The Chairperson (Mr O'Toole): No other members want to ask a question about the report.
Nathan, maybe this is something that you did not directly look at. Diane mentioned the issue of the budget's coming from the Department directly, rather than via the Audit Committee, which, obviously, is the case for the Audit Office and NIPSO, as Diane said. Are there other precedents in these islands? I think that the budget of the Office for Budget Responsibility is set by the Treasury. Do you know of any other examples of how they are set?
Mr Mulholland: I would need to go back to that paper and check the set-up there. As I say, my colleague prepared the comparative piece. I have looked at it again, but I cannot recall that point off the top of my head. However, I can definitely go back to that paper and check the position. If it is not there, I could follow up, but the first port of call would be that previous paper on the comparative piece to look at the fiscal commissions or councils in other jurisdictions.
The Chairperson (Mr O'Toole): OK. That is helpful. The right of access is obviously a huge part of the Department's ability. You might be able to give us a sense of what this Bill confers on the Fiscal Council when it comes to the legal power to require information.
Mr Mulholland: The requirement for access to information is a key part of any of these institutions. At the minute, the Fiscal Council has memorandums of understanding with individual Departments — or with the Civil Service. I am not entirely sure about that. I need to consider further exactly how this will be different to what it already has, other than giving it that statutory basis where it may feel that, at present, there is a lack of information coming or those memorandums of understanding are not as robust as they could be. It, perhaps, feels that providing that legal and statutory footing would make those more robust.

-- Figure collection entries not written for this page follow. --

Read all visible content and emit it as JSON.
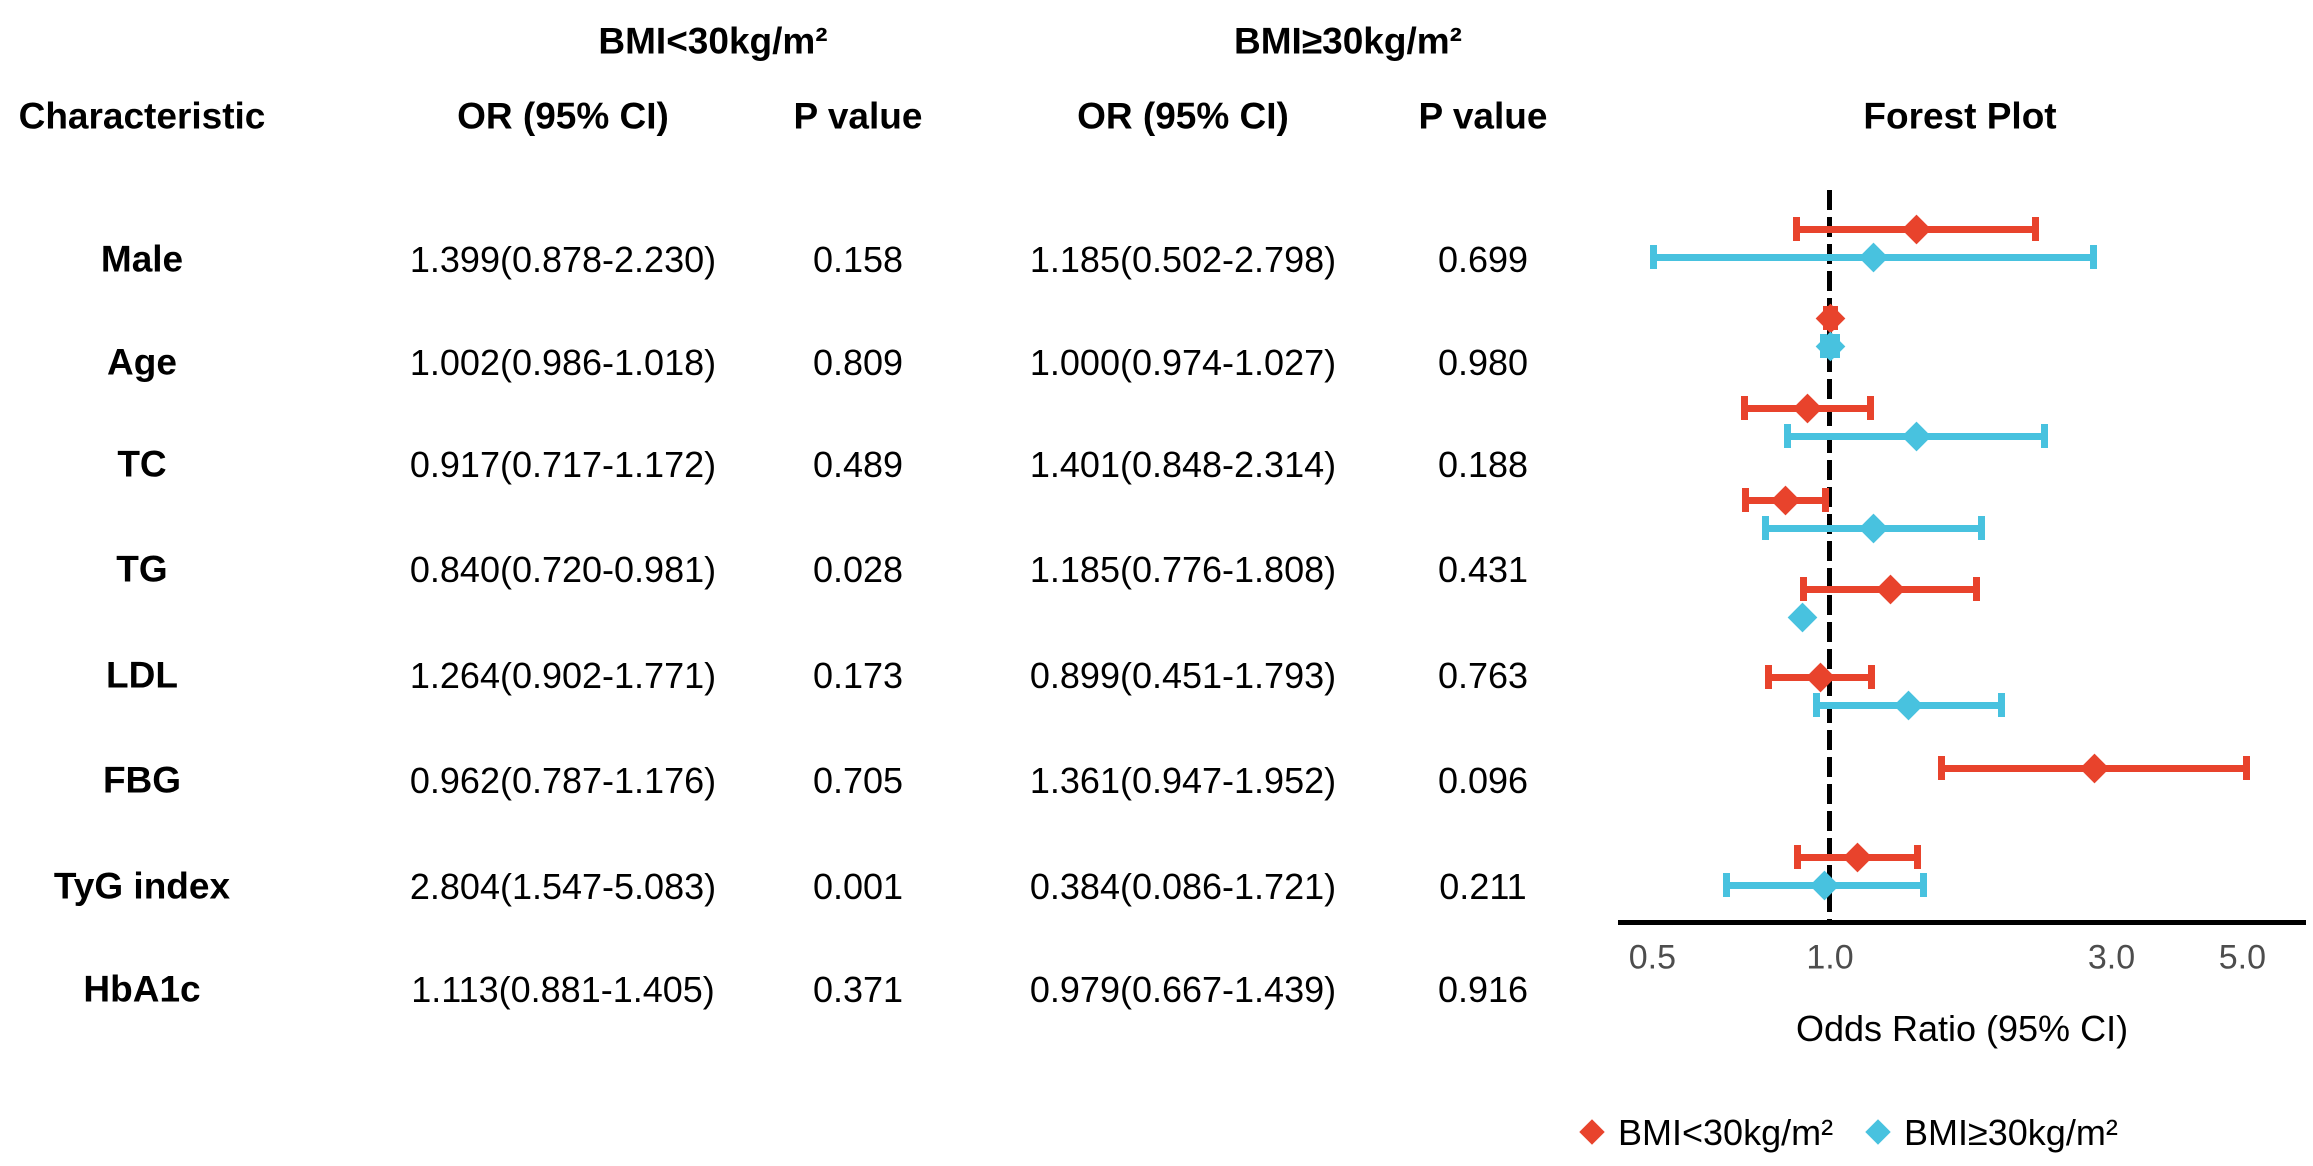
{
  "table": {
    "group_headers": [
      {
        "label": "BMI<30kg/m²"
      },
      {
        "label": "BMI≥30kg/m²"
      }
    ],
    "columns": [
      "Characteristic",
      "OR (95% CI)",
      "P value",
      "OR (95% CI)",
      "P value",
      "Forest Plot"
    ],
    "rows": [
      {
        "characteristic": "Male",
        "or_ci_1": "1.399(0.878-2.230)",
        "p_1": "0.158",
        "or_ci_2": "1.185(0.502-2.798)",
        "p_2": "0.699"
      },
      {
        "characteristic": "Age",
        "or_ci_1": "1.002(0.986-1.018)",
        "p_1": "0.809",
        "or_ci_2": "1.000(0.974-1.027)",
        "p_2": "0.980"
      },
      {
        "characteristic": "TC",
        "or_ci_1": "0.917(0.717-1.172)",
        "p_1": "0.489",
        "or_ci_2": "1.401(0.848-2.314)",
        "p_2": "0.188"
      },
      {
        "characteristic": "TG",
        "or_ci_1": "0.840(0.720-0.981)",
        "p_1": "0.028",
        "or_ci_2": "1.185(0.776-1.808)",
        "p_2": "0.431"
      },
      {
        "characteristic": "LDL",
        "or_ci_1": "1.264(0.902-1.771)",
        "p_1": "0.173",
        "or_ci_2": "0.899(0.451-1.793)",
        "p_2": "0.763"
      },
      {
        "characteristic": "FBG",
        "or_ci_1": "0.962(0.787-1.176)",
        "p_1": "0.705",
        "or_ci_2": "1.361(0.947-1.952)",
        "p_2": "0.096"
      },
      {
        "characteristic": "TyG index",
        "or_ci_1": "2.804(1.547-5.083)",
        "p_1": "0.001",
        "or_ci_2": "0.384(0.086-1.721)",
        "p_2": "0.211"
      },
      {
        "characteristic": "HbA1c",
        "or_ci_1": "1.113(0.881-1.405)",
        "p_1": "0.371",
        "or_ci_2": "0.979(0.667-1.439)",
        "p_2": "0.916"
      }
    ]
  },
  "chart_data": {
    "type": "scatter",
    "subtype": "forest-plot",
    "title": "Forest Plot",
    "categories": [
      "Male",
      "Age",
      "TC",
      "TG",
      "LDL",
      "FBG",
      "TyG index",
      "HbA1c"
    ],
    "x_axis": {
      "label": "Odds Ratio (95% CI)",
      "scale": "log",
      "ticks": [
        0.5,
        1.0,
        3.0,
        5.0
      ],
      "tick_labels": [
        "0.5",
        "1.0",
        "3.0",
        "5.0"
      ],
      "range": [
        0.44,
        6.3
      ],
      "reference_line": 1.0,
      "tick_color": "#4d4d4d"
    },
    "series": [
      {
        "name": "BMI<30kg/m²",
        "color": "#E8432C",
        "points": [
          {
            "label": "Male",
            "or": 1.399,
            "lo": 0.878,
            "hi": 2.23
          },
          {
            "label": "Age",
            "or": 1.002,
            "lo": 0.986,
            "hi": 1.018
          },
          {
            "label": "TC",
            "or": 0.917,
            "lo": 0.717,
            "hi": 1.172
          },
          {
            "label": "TG",
            "or": 0.84,
            "lo": 0.72,
            "hi": 0.981
          },
          {
            "label": "LDL",
            "or": 1.264,
            "lo": 0.902,
            "hi": 1.771
          },
          {
            "label": "FBG",
            "or": 0.962,
            "lo": 0.787,
            "hi": 1.176
          },
          {
            "label": "TyG index",
            "or": 2.804,
            "lo": 1.547,
            "hi": 5.083
          },
          {
            "label": "HbA1c",
            "or": 1.113,
            "lo": 0.881,
            "hi": 1.405
          }
        ]
      },
      {
        "name": "BMI≥30kg/m²",
        "color": "#48C2DF",
        "points": [
          {
            "label": "Male",
            "or": 1.185,
            "lo": 0.502,
            "hi": 2.798
          },
          {
            "label": "Age",
            "or": 1.0,
            "lo": 0.974,
            "hi": 1.027
          },
          {
            "label": "TC",
            "or": 1.401,
            "lo": 0.848,
            "hi": 2.314
          },
          {
            "label": "TG",
            "or": 1.185,
            "lo": 0.776,
            "hi": 1.808
          },
          {
            "label": "LDL",
            "or": 0.899,
            "lo": 0.451,
            "hi": 1.793,
            "ci_visible": false
          },
          {
            "label": "FBG",
            "or": 1.361,
            "lo": 0.947,
            "hi": 1.952
          },
          {
            "label": "TyG index",
            "or": 0.384,
            "lo": 0.086,
            "hi": 1.721,
            "visible": false
          },
          {
            "label": "HbA1c",
            "or": 0.979,
            "lo": 0.667,
            "hi": 1.439
          }
        ]
      }
    ],
    "legend": {
      "position": "bottom-right",
      "entries": [
        "BMI<30kg/m²",
        "BMI≥30kg/m²"
      ]
    }
  }
}
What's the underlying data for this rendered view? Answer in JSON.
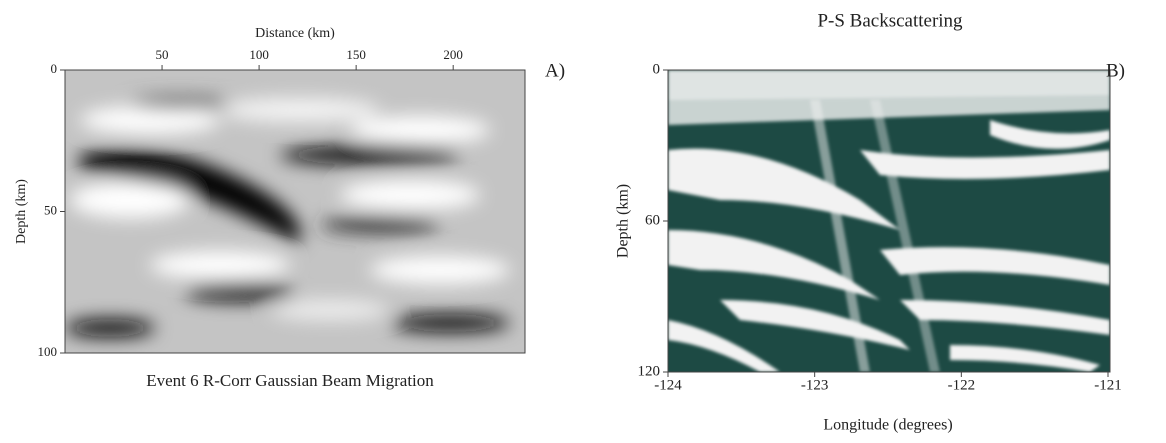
{
  "chart_data": [
    {
      "type": "image",
      "title": "Event 6 R-Corr Gaussian Beam Migration",
      "panel_label": "A)",
      "xlabel": "Distance (km)",
      "ylabel": "Depth (km)",
      "xlim": [
        0,
        237
      ],
      "xticks": [
        50,
        100,
        150,
        200
      ],
      "ylim": [
        0,
        100
      ],
      "yticks": [
        0,
        50,
        100
      ]
    },
    {
      "type": "image",
      "title": "P-S Backscattering",
      "panel_label": "B)",
      "xlabel": "Longitude (degrees)",
      "ylabel": "Depth (km)",
      "xlim": [
        -124,
        -121
      ],
      "xticks": [
        -124,
        -123,
        -122,
        -121
      ],
      "ylim": [
        0,
        120
      ],
      "yticks": [
        0,
        60,
        120
      ]
    }
  ]
}
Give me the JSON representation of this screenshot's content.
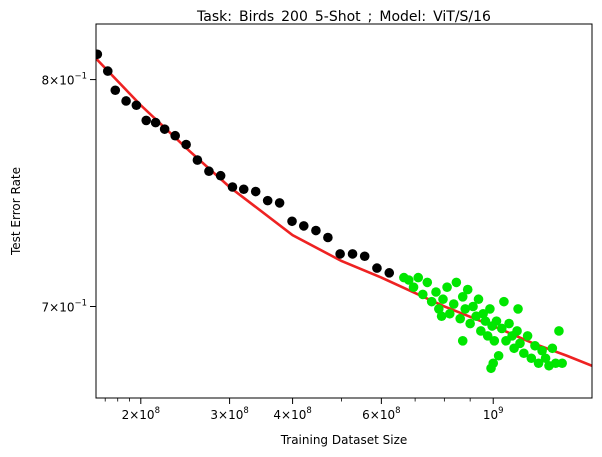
{
  "chart_data": {
    "type": "scatter",
    "title": "Task:_Birds_200_5-Shot_;_Model:_ViT/S/16",
    "xlabel": "Training Dataset Size",
    "ylabel": "Test Error Rate",
    "xscale": "log",
    "yscale": "log",
    "xlim": [
      163000000,
      1570000000
    ],
    "ylim": [
      0.6633,
      0.8266
    ],
    "x_ticks": [
      {
        "value": 200000000,
        "label": "2×10^8",
        "base": "2×10",
        "exp": "8"
      },
      {
        "value": 300000000,
        "label": "3×10^8",
        "base": "3×10",
        "exp": "8"
      },
      {
        "value": 400000000,
        "label": "4×10^8",
        "base": "4×10",
        "exp": "8"
      },
      {
        "value": 600000000,
        "label": "6×10^8",
        "base": "6×10",
        "exp": "8"
      },
      {
        "value": 1000000000,
        "label": "10^9",
        "base": "10",
        "exp": "9"
      }
    ],
    "y_ticks": [
      {
        "value": 0.8,
        "label": "8×10^-1",
        "base": "8×10",
        "exp": "−1"
      },
      {
        "value": 0.7,
        "label": "7×10^-1",
        "base": "7×10",
        "exp": "−1"
      }
    ],
    "grid": false,
    "series": [
      {
        "role": "observed",
        "color": "#000000",
        "points": [
          [
            164000000,
            0.812
          ],
          [
            172000000,
            0.804
          ],
          [
            178000000,
            0.795
          ],
          [
            187000000,
            0.79
          ],
          [
            196000000,
            0.788
          ],
          [
            205000000,
            0.781
          ],
          [
            214000000,
            0.78
          ],
          [
            223000000,
            0.777
          ],
          [
            234000000,
            0.774
          ],
          [
            246000000,
            0.77
          ],
          [
            259000000,
            0.763
          ],
          [
            273000000,
            0.758
          ],
          [
            288000000,
            0.756
          ],
          [
            304000000,
            0.751
          ],
          [
            320000000,
            0.75
          ],
          [
            338000000,
            0.749
          ],
          [
            357000000,
            0.745
          ],
          [
            377000000,
            0.744
          ],
          [
            399000000,
            0.736
          ],
          [
            421000000,
            0.734
          ],
          [
            445000000,
            0.732
          ],
          [
            470000000,
            0.729
          ],
          [
            497000000,
            0.722
          ],
          [
            526000000,
            0.722
          ],
          [
            556000000,
            0.721
          ],
          [
            588000000,
            0.716
          ],
          [
            622000000,
            0.714
          ]
        ]
      },
      {
        "role": "held-out",
        "color": "#00e600",
        "points": [
          [
            665000000,
            0.712
          ],
          [
            680000000,
            0.711
          ],
          [
            695000000,
            0.708
          ],
          [
            710000000,
            0.712
          ],
          [
            725000000,
            0.705
          ],
          [
            740000000,
            0.71
          ],
          [
            755000000,
            0.702
          ],
          [
            770000000,
            0.706
          ],
          [
            780000000,
            0.699
          ],
          [
            795000000,
            0.703
          ],
          [
            810000000,
            0.708
          ],
          [
            820000000,
            0.697
          ],
          [
            835000000,
            0.701
          ],
          [
            845000000,
            0.71
          ],
          [
            860000000,
            0.695
          ],
          [
            870000000,
            0.704
          ],
          [
            880000000,
            0.699
          ],
          [
            890000000,
            0.707
          ],
          [
            900000000,
            0.693
          ],
          [
            912000000,
            0.7
          ],
          [
            925000000,
            0.696
          ],
          [
            935000000,
            0.703
          ],
          [
            945000000,
            0.69
          ],
          [
            955000000,
            0.697
          ],
          [
            965000000,
            0.694
          ],
          [
            975000000,
            0.688
          ],
          [
            985000000,
            0.699
          ],
          [
            995000000,
            0.692
          ],
          [
            1005000000,
            0.686
          ],
          [
            1015000000,
            0.694
          ],
          [
            1025000000,
            0.68
          ],
          [
            1040000000,
            0.691
          ],
          [
            1050000000,
            0.702
          ],
          [
            1060000000,
            0.686
          ],
          [
            1075000000,
            0.693
          ],
          [
            1090000000,
            0.688
          ],
          [
            1100000000,
            0.683
          ],
          [
            1115000000,
            0.69
          ],
          [
            1130000000,
            0.685
          ],
          [
            1150000000,
            0.681
          ],
          [
            1170000000,
            0.688
          ],
          [
            1190000000,
            0.679
          ],
          [
            1210000000,
            0.684
          ],
          [
            1230000000,
            0.677
          ],
          [
            1250000000,
            0.682
          ],
          [
            1270000000,
            0.679
          ],
          [
            1290000000,
            0.676
          ],
          [
            1310000000,
            0.683
          ],
          [
            1330000000,
            0.677
          ],
          [
            1350000000,
            0.69
          ],
          [
            1370000000,
            0.677
          ],
          [
            990000000,
            0.675
          ],
          [
            1000000000,
            0.677
          ],
          [
            1120000000,
            0.699
          ],
          [
            870000000,
            0.686
          ],
          [
            790000000,
            0.696
          ]
        ]
      },
      {
        "role": "fit",
        "color": "#ee2222",
        "points": [
          [
            163000000,
            0.81
          ],
          [
            200000000,
            0.788
          ],
          [
            250000000,
            0.767
          ],
          [
            300000000,
            0.751
          ],
          [
            400000000,
            0.73
          ],
          [
            500000000,
            0.719
          ],
          [
            600000000,
            0.712
          ],
          [
            800000000,
            0.7
          ],
          [
            1000000000,
            0.692
          ],
          [
            1200000000,
            0.685
          ],
          [
            1400000000,
            0.68
          ],
          [
            1570000000,
            0.676
          ]
        ]
      }
    ]
  }
}
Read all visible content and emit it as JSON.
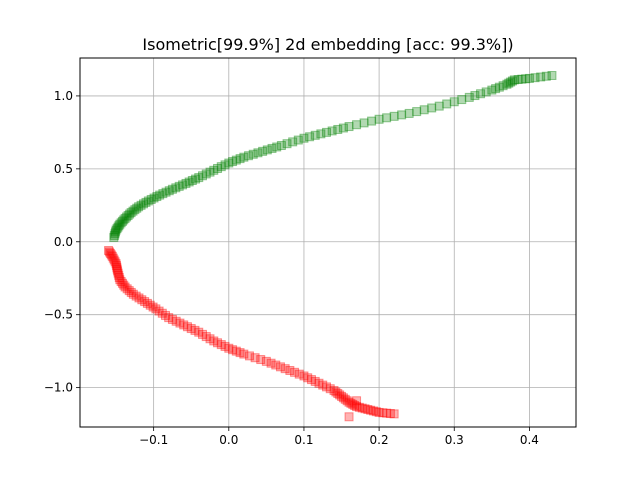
{
  "chart_data": {
    "type": "scatter",
    "title": "Isometric[99.9%] 2d embedding [acc: 99.3%])",
    "xlabel": "",
    "ylabel": "",
    "xlim": [
      -0.198,
      0.462
    ],
    "ylim": [
      -1.27,
      1.26
    ],
    "grid": true,
    "x_ticks": [
      -0.1,
      0.0,
      0.1,
      0.2,
      0.3,
      0.4
    ],
    "x_tick_labels": [
      "−0.1",
      "0.0",
      "0.1",
      "0.2",
      "0.3",
      "0.4"
    ],
    "y_ticks": [
      -1.0,
      -0.5,
      0.0,
      0.5,
      1.0
    ],
    "y_tick_labels": [
      "−1.0",
      "−0.5",
      "0.0",
      "0.5",
      "1.0"
    ],
    "series": [
      {
        "color": "#008000",
        "marker": "square",
        "alpha": 0.3,
        "points": [
          [
            -0.153,
            0.03
          ],
          [
            -0.15,
            0.08
          ],
          [
            -0.145,
            0.12
          ],
          [
            -0.138,
            0.16
          ],
          [
            -0.13,
            0.2
          ],
          [
            -0.12,
            0.24
          ],
          [
            -0.107,
            0.28
          ],
          [
            -0.092,
            0.32
          ],
          [
            -0.075,
            0.36
          ],
          [
            -0.057,
            0.4
          ],
          [
            -0.04,
            0.44
          ],
          [
            -0.02,
            0.49
          ],
          [
            0.0,
            0.54
          ],
          [
            0.02,
            0.58
          ],
          [
            0.045,
            0.62
          ],
          [
            0.07,
            0.66
          ],
          [
            0.1,
            0.71
          ],
          [
            0.13,
            0.75
          ],
          [
            0.16,
            0.79
          ],
          [
            0.2,
            0.84
          ],
          [
            0.24,
            0.88
          ],
          [
            0.28,
            0.93
          ],
          [
            0.32,
            0.99
          ],
          [
            0.35,
            1.04
          ],
          [
            0.37,
            1.08
          ],
          [
            0.38,
            1.11
          ],
          [
            0.4,
            1.12
          ],
          [
            0.43,
            1.14
          ]
        ]
      },
      {
        "color": "#ff0000",
        "marker": "square",
        "alpha": 0.3,
        "points": [
          [
            -0.16,
            -0.06
          ],
          [
            -0.155,
            -0.1
          ],
          [
            -0.15,
            -0.15
          ],
          [
            -0.148,
            -0.2
          ],
          [
            -0.145,
            -0.26
          ],
          [
            -0.138,
            -0.31
          ],
          [
            -0.127,
            -0.36
          ],
          [
            -0.112,
            -0.41
          ],
          [
            -0.097,
            -0.46
          ],
          [
            -0.08,
            -0.52
          ],
          [
            -0.06,
            -0.57
          ],
          [
            -0.04,
            -0.62
          ],
          [
            -0.02,
            -0.68
          ],
          [
            0.0,
            -0.73
          ],
          [
            0.02,
            -0.77
          ],
          [
            0.05,
            -0.82
          ],
          [
            0.075,
            -0.87
          ],
          [
            0.1,
            -0.92
          ],
          [
            0.12,
            -0.97
          ],
          [
            0.14,
            -1.02
          ],
          [
            0.15,
            -1.06
          ],
          [
            0.16,
            -1.1
          ],
          [
            0.17,
            -1.13
          ],
          [
            0.185,
            -1.15
          ],
          [
            0.2,
            -1.17
          ],
          [
            0.22,
            -1.18
          ],
          [
            0.16,
            -1.2
          ],
          [
            0.17,
            -1.09
          ]
        ]
      }
    ]
  }
}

A key aspect of that access to information is the robustness of that information and the quality and timeliness of it. Perhaps the legislation may give more backing to that and make requirements for that to be more timely so that they can get better agreement with the individual —. As I say, it involves Northern Ireland Departments, and I suspect that, as institutions, they will probably want to have agreements with other relevant institutions, but that might fall outside the Bill at present. It may not be possible to get —.
Mr Mulholland: Whitehall Departments.
The Chairperson (Mr O'Toole): Is there an explicit —? I might have missed it. I am looking for how explicitly it gives the Fiscal Council the power to compel or get information. Clause 6(1) gives the council:
"complete discretion in carrying out its functions".
"In particular ... the Council is not subject to the direction or control of—
(a) a Minister,
(b) a Northern Ireland department,
(c) a Minister of the Crown or a department of the government of the United Kingdom, or
(d) the Assembly."
"subsections (1) and (2) are subject to any duty imposed on the Council by any statutory provision (including this Act)."
We may want to unpack more what subsection (3) means and to what extent that negates the previous requirements.
Mr Mulholland: You could look at the previous Finance Committee report from 2021 and what was being suggested there about access to information. There was more detail that could be considered when it comes to how to frame access to information and the roles and responsibilities there. I think that we have that in the paper at some point, but, off the top of my head, I do not know exactly where.
The Chairperson (Mr O'Toole): OK. It would be helpful to get that.
No other members have questions for Nathan at this stage. Nathan, that was helpful. Thank you both very much for the report. I suspect that we will call on you either to give oral evidence or for follow-up questions. Thanks also to Rachel.